IT’S ABLAUT TIME.

David Mortensen, a Berkeley grad student in linguistics (who works on STEDT, the Sino-Tibetan Etymological Dictionary and Thesaurus Project, which must be fascinating) has started a blog with the clever title It’s Ablaut Time. While I’m glad to see linguistics blogs of all sorts, I’m particularly partial to those that specialize in my old stomping ground of historical linguistics, and there are precious few of those, so a warm welcome and tip of the Language Hat, David!

One of his less technical entries:

Language is bluffing

It strikes me that a huge number of insights into linguistic phenomena can be dervied from a few relatively simple propositions. One of these is the observation that language is a code employed only by code-breakers: that none of us knows the language we speak as a fully explicit system. Instead, we bluff our way through, filling in the gaps in our knowledge of the code with an inference here and a leap of logic there. This capacity to extrapolate from the known to the unknown is, in essense, grammar. If these inferences follow naturally enough from the parts of the code everyone around us agrees upon, they are incorporated into it. If they don’t follow at all from shared knowledge of the code, we come off looking inarticulate. The interesting thing is that the parts of the code we all agree upon were, at some point in the past, somebody’s bluff.
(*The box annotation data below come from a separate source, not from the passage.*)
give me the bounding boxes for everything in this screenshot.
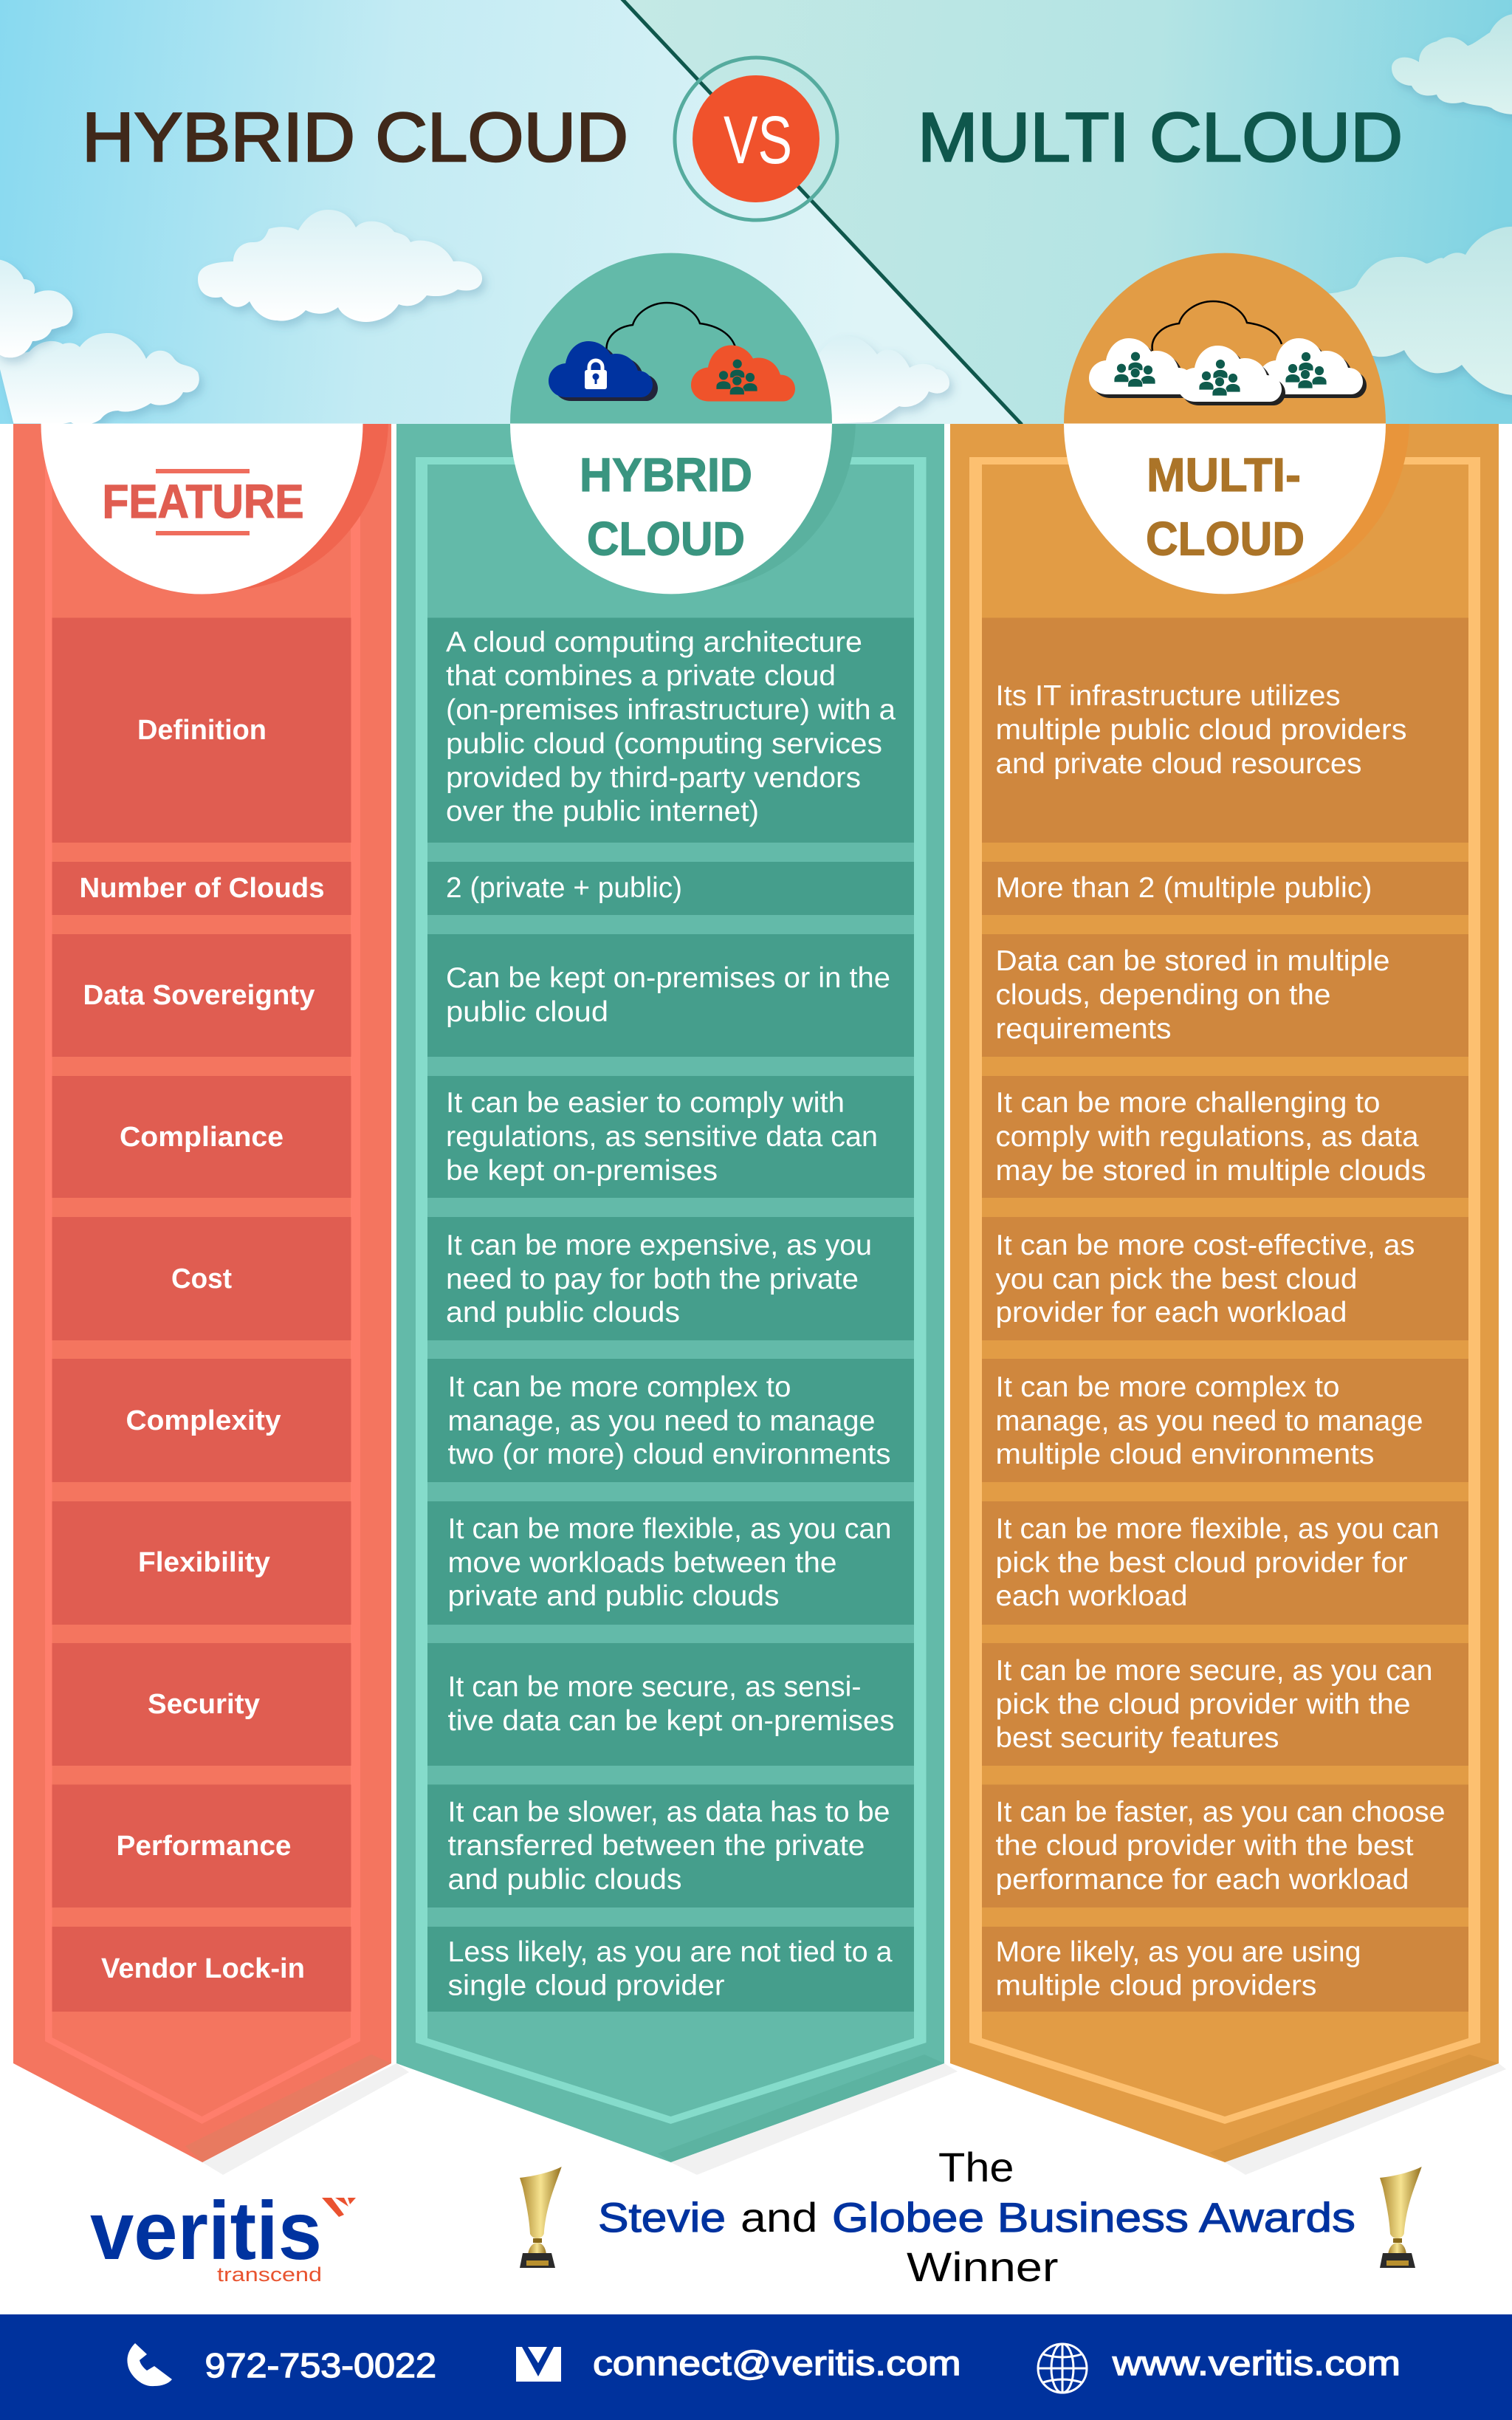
cloud: behind hybrid circle (812, 336, 949, 424)
hybrid text: two (or more) cloud environments (447, 1439, 890, 1470)
multi text: Data can be stored in multiple (995, 945, 1389, 977)
multi text: multiple public cloud providers (995, 714, 1407, 746)
multi text: provider for each workload (995, 1297, 1347, 1329)
website: www.veritis.com (1112, 2344, 1401, 2382)
multi text: It can be more complex to (995, 1371, 1339, 1403)
multi text: It can be more secure, as you can (995, 1655, 1432, 1687)
hybrid text: Less likely, as you are not tied to a (447, 1936, 893, 1968)
hybrid text: single cloud provider (447, 1970, 725, 2001)
vs badge: VS (724, 103, 792, 178)
multi heading badge (1064, 253, 1386, 594)
multi text: It can be more cost-effective, as (995, 1230, 1415, 1261)
diagonal divider line (622, 0, 1022, 425)
multi text: clouds, depending on the (995, 979, 1330, 1011)
hybrid text: tive data can be kept on-premises (447, 1705, 895, 1737)
panel shadows (202, 2063, 1506, 2175)
hybrid text: regulations, as sensitive data can (446, 1121, 878, 1153)
award text: and (740, 2194, 818, 2241)
feature rows: Security (148, 1689, 260, 1720)
multi heading badge: CLOUD (1146, 513, 1305, 566)
vs badge (675, 58, 837, 220)
logo: veritis transcend: transcend (217, 2263, 322, 2286)
multi heading badge: MULTI- (1147, 448, 1301, 501)
award text: Stevie (598, 2194, 726, 2241)
feature rows: Vendor Lock-in (101, 1953, 305, 1984)
multi text: manage, as you need to manage (995, 1405, 1423, 1437)
multi text: requirements (995, 1013, 1171, 1045)
icon: hybrid cloud connection (549, 303, 795, 402)
hybrid text: move workloads between the (447, 1547, 837, 1579)
icon: phone (127, 2343, 172, 2386)
footer contact bar (0, 2314, 1512, 2420)
multi text: Its IT infrastructure utilizes (995, 680, 1341, 712)
feature rows: Flexibility (138, 1547, 270, 1578)
hybrid heading badge (510, 253, 832, 594)
hybrid text (446, 626, 896, 2001)
header sky background (0, 0, 1512, 424)
hybrid text: transferred between the private (447, 1830, 865, 1862)
multi text: pick the best cloud provider for (995, 1547, 1408, 1579)
award text: Winner (907, 2244, 1059, 2290)
title: hybrid cloud: HYBRID CLOUD (82, 98, 628, 176)
feature rows: Complexity (126, 1405, 281, 1436)
email address: connect@veritis.com (593, 2344, 961, 2382)
panel: multi-cloud column (950, 249, 1499, 2162)
feature rows (52, 617, 351, 2012)
panel: feature column (13, 249, 391, 2162)
feature heading badge (41, 424, 363, 594)
phone number: 972-753-0022 (205, 2346, 436, 2385)
feature heading badge: FEATURE (102, 475, 304, 528)
multi text: multiple cloud providers (995, 1970, 1317, 2001)
feature rows: Number of Clouds (80, 873, 325, 904)
hybrid text: It can be more secure, as sensi- (447, 1671, 861, 1703)
hybrid text: provided by third-party vendors (446, 762, 861, 794)
feature rows: Definition (137, 715, 267, 746)
decorative clouds (0, 14, 1512, 428)
multi text: you can pick the best cloud (995, 1264, 1357, 1295)
hybrid text: Can be kept on-premises or in the (446, 962, 890, 994)
hybrid text: and public clouds (447, 1864, 682, 1896)
cloud: centre (198, 210, 482, 322)
hybrid text: manage, as you need to manage (447, 1405, 876, 1437)
hybrid text: It can be more complex to (447, 1371, 791, 1403)
hybrid heading badge: CLOUD (587, 513, 745, 566)
icon: multi cloud connection (1089, 301, 1367, 405)
hybrid heading badge: HYBRID (580, 448, 752, 501)
hybrid text: A cloud computing architecture (446, 626, 862, 659)
feature rows: Performance (117, 1831, 291, 1862)
logo: veritis transcend: veritis (90, 2185, 322, 2277)
multi text: multiple cloud environments (995, 1439, 1375, 1470)
multi text: More likely, as you are using (995, 1936, 1361, 1968)
hybrid text: It can be more flexible, as you can (447, 1513, 892, 1545)
hybrid text: that combines a private cloud (446, 660, 836, 692)
multi text: performance for each workload (995, 1864, 1409, 1896)
hybrid text: need to pay for both the private (446, 1264, 859, 1295)
multi text: It can be more challenging to (995, 1087, 1381, 1119)
multi text: pick the cloud provider with the (995, 1688, 1410, 1721)
hybrid rows (427, 617, 914, 2012)
award text (598, 2144, 1355, 2290)
icon: left trophy (520, 2167, 562, 2268)
icon: globe (1038, 2344, 1087, 2393)
multi text: best security features (995, 1722, 1279, 1754)
multi text: the cloud provider with the best (995, 1830, 1414, 1862)
multi text: comply with regulations, as data (995, 1121, 1419, 1153)
hybrid text: (on-premises infrastructure) with a (446, 694, 896, 726)
hybrid text: It can be slower, as data has to be (447, 1796, 890, 1828)
hybrid text: be kept on-premises (446, 1155, 718, 1187)
multi text: each workload (995, 1580, 1187, 1612)
multi text (995, 680, 1446, 2001)
hybrid text: public cloud (computing services (446, 728, 882, 760)
cloud: right (1314, 227, 1512, 395)
award text: Globee Business Awards (832, 2194, 1355, 2241)
icon: envelope (516, 2347, 561, 2382)
multi rows (982, 617, 1468, 2012)
multi text: may be stored in multiple clouds (995, 1155, 1426, 1187)
cloud: upper left (0, 259, 73, 357)
title: multi cloud: MULTI CLOUD (918, 98, 1403, 176)
hybrid text: private and public clouds (447, 1580, 780, 1612)
feature rows: Cost (171, 1264, 232, 1295)
multi text: and private cloud resources (995, 748, 1361, 780)
hybrid text: It can be more expensive, as you (446, 1230, 872, 1261)
cloud: top right (1392, 14, 1512, 114)
cloud: lower left (0, 333, 199, 428)
hybrid text: 2 (private + public) (446, 872, 682, 904)
multi text: It can be faster, as you can choose (995, 1796, 1446, 1828)
hybrid text: public cloud (446, 996, 608, 1028)
feature rows: Data Sovereignty (83, 980, 315, 1011)
multi text: More than 2 (multiple public) (995, 872, 1372, 904)
award text: The (938, 2144, 1014, 2190)
multi text: It can be more flexible, as you can (995, 1513, 1440, 1545)
panel: hybrid cloud column (396, 249, 944, 2162)
feature rows: Compliance (120, 1122, 284, 1153)
hybrid text: It can be easier to comply with (446, 1087, 845, 1119)
hybrid text: over the public internet) (446, 796, 759, 827)
hybrid text: and public clouds (446, 1297, 680, 1329)
icon: right trophy (1380, 2167, 1422, 2268)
Update (Jan. 2021). Mortensen is now a linguist at Carnegie Mellon.

Comments

  1. Thanks for the welcome, languagehat. Historical linguists have got to stick together. Not to long ago, at a syntax conference, I was asked what kind of linguistics I do. I responded, “Historical phonology and morphology.” My interlocuter paused before asking, with no small dose of bewilderment, “People still study that?”

  2. That’s rather disturbing as I actually plan to do philology if I ever go to university.
    Its nice to see a historical linguistics themed blog though. I’m looking forward to your future posts.